Since the model training loop was on the vendor’s side and was not connected with the bank’s systems, after each training cycle the model was transferred by the vendor to the bank, where it was tested on a test environment. In case of successful verification, the model was transferred to the certification environment, where it was regression tested, and then to the industrial environment, in order to identify special cases that were not taken into account when training the model.
At the perimeter of the bank, data was submitted to the model, the results were recorded in the database. Data quality analysis was carried out using the almighty Excel – using pivot tables, logic with formulas and their combinations vlookup, hlookup, index, len, match and character-by-character string comparison through the if function.
Testing using simulated documents allowed us to run the maximum number of test scenarios and automate the process as much as possible.
First, in manual mode, we checked the return of all fields for compliance with the original requirements for each type of document.
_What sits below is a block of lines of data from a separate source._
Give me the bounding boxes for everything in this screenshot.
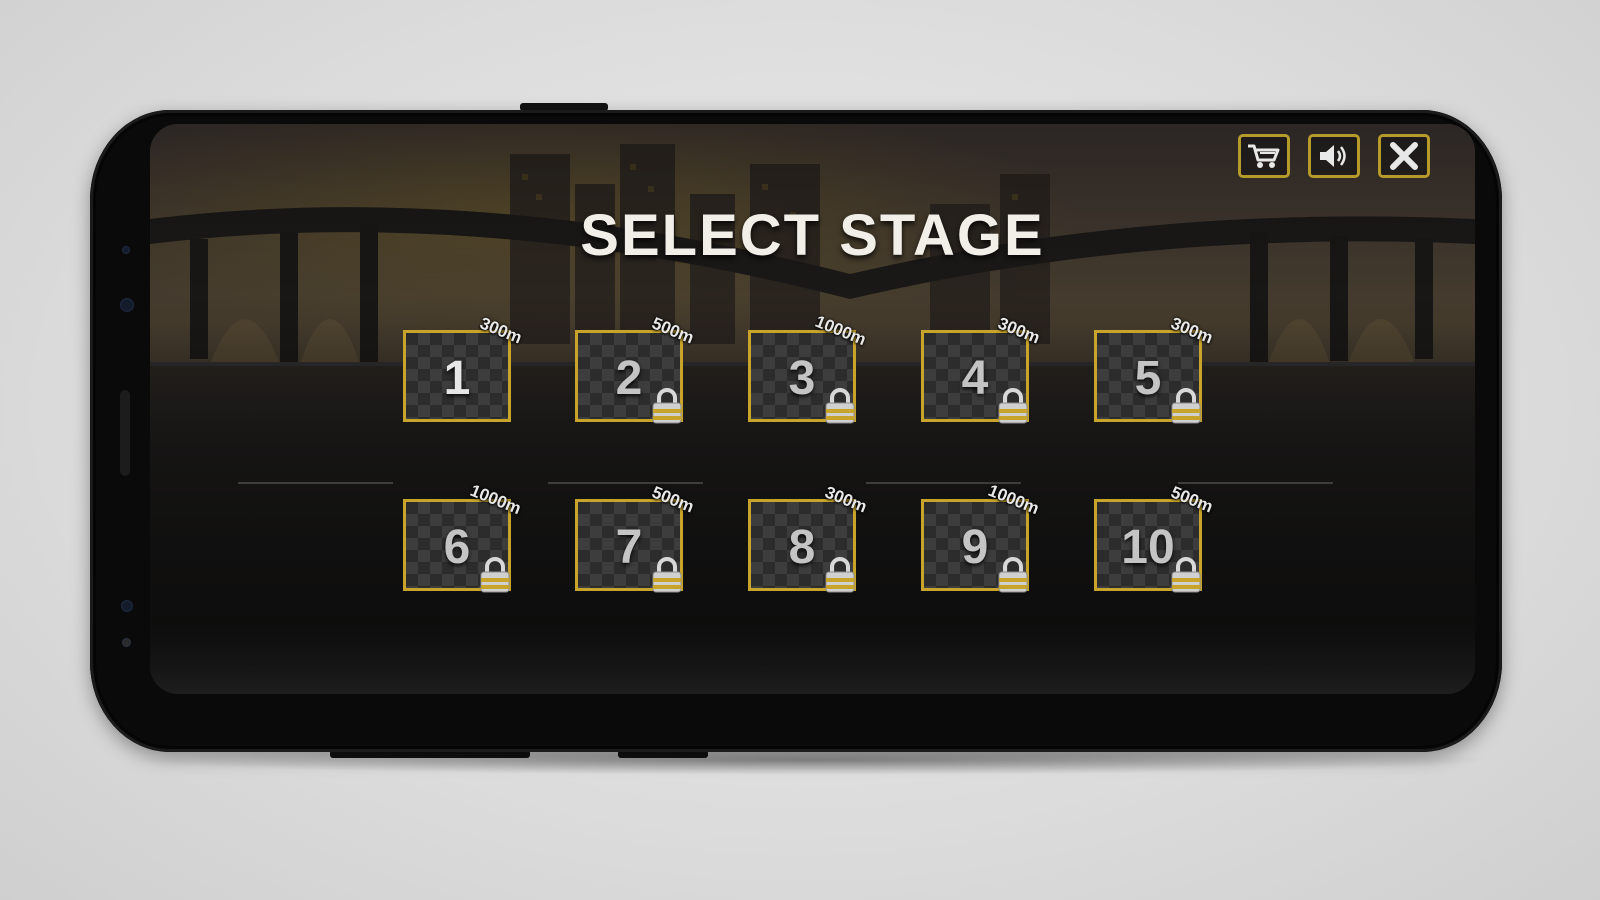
- earpiece-speaker: [120, 390, 130, 476]
- cart-icon: [1248, 144, 1280, 168]
- close-button[interactable]: [1378, 134, 1430, 178]
- sound-button[interactable]: [1308, 134, 1360, 178]
- stage-button-2[interactable]: 2 500m: [575, 314, 696, 425]
- stage-button-4[interactable]: 4 300m: [921, 314, 1042, 425]
- row-divider: [238, 482, 393, 484]
- game-screen: SELECT STAGE 1 300m 2 500m 3 1000m 4 300m 5 300m 6…: [150, 124, 1475, 694]
- stage-button-7[interactable]: 7 500m: [575, 483, 696, 594]
- stage-button-10[interactable]: 10 500m: [1094, 483, 1215, 594]
- front-camera: [120, 298, 134, 312]
- stage-button-1[interactable]: 1 300m: [403, 314, 524, 422]
- iris-sensor: [121, 600, 133, 612]
- speaker-icon: [1320, 145, 1346, 167]
- shop-button[interactable]: [1238, 134, 1290, 178]
- lock-icon: [478, 556, 512, 594]
- stage-button-5[interactable]: 5 300m: [1094, 314, 1215, 425]
- row-divider: [548, 482, 703, 484]
- lock-icon: [1169, 387, 1203, 425]
- stage-button-9[interactable]: 9 1000m: [921, 481, 1042, 594]
- iris-led: [122, 638, 131, 647]
- proximity-sensor: [122, 246, 130, 254]
- row-divider: [1178, 482, 1333, 484]
- lock-icon: [650, 556, 684, 594]
- close-icon: [1390, 142, 1418, 170]
- lock-icon: [823, 387, 857, 425]
- stage-button-6[interactable]: 6 1000m: [403, 481, 524, 594]
- lock-icon: [823, 556, 857, 594]
- page-title: SELECT STAGE: [580, 203, 1045, 268]
- screen-glare: [150, 624, 1475, 694]
- stage-button-3[interactable]: 3 1000m: [748, 312, 869, 425]
- lock-icon: [1169, 556, 1203, 594]
- lock-icon: [650, 387, 684, 425]
- lock-icon: [996, 556, 1030, 594]
- stage-button-8[interactable]: 8 300m: [748, 483, 869, 594]
- lock-icon: [996, 387, 1030, 425]
- stage-number: 1: [443, 352, 471, 405]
Next, we checked the model’s responses when dynamically filling text blocks of different lengths. The goal was to test the quality of the responses when the text moves from line to line and from page to page. At the end, we checked the quality of the answers in the fields depending on the quality of the scanned document. For the highest quality calibration of the model, low resolution scans of documents were used.
Particular attention should have been paid to the most complex document containing the largest number of fields and checkboxes – the KYC questionnaire. For him, special scripts for filling out the document were prepared in advance and automated macros were written, which made it possible to speed up the testing process, check all possible data combinations and promptly give feedback to the vendor to calibrate the model.
Integration and internal development
The necessary revision of the bank’s systems and intersystem integration were performed in advance and displayed on the test environments of the bank.
The realized scenario consists of the following stages:
- Acceptance of incoming scans of documents;
- Sending received scans to the “recognizer”. Sending is possible in synchronous and asynchronous mode with up to 10 threads;
- Receiving a response from the “recognizer”, checking and validating the received data;
- Saving the original scan of the document in the electronic library of the bank;
- Initiation in the bank’s systems of processing the data received from the “recognizer” and subsequent verification by the employee;
At the moment, the training of the model has been completed, successful testing and implementation of the business process in the production environment of the bank has been carried out. The performed automation allowed to reduce the average time for opening an account from 20 minutes to 5 minutes. The laborious stage of the business process for the recognition and input of document data, which was previously performed manually, has been automated. At the same time, the probability of errors caused by the human factor is sharply reduced. In addition, the identity of the data taken from the same document in different systems of the bank is guaranteed.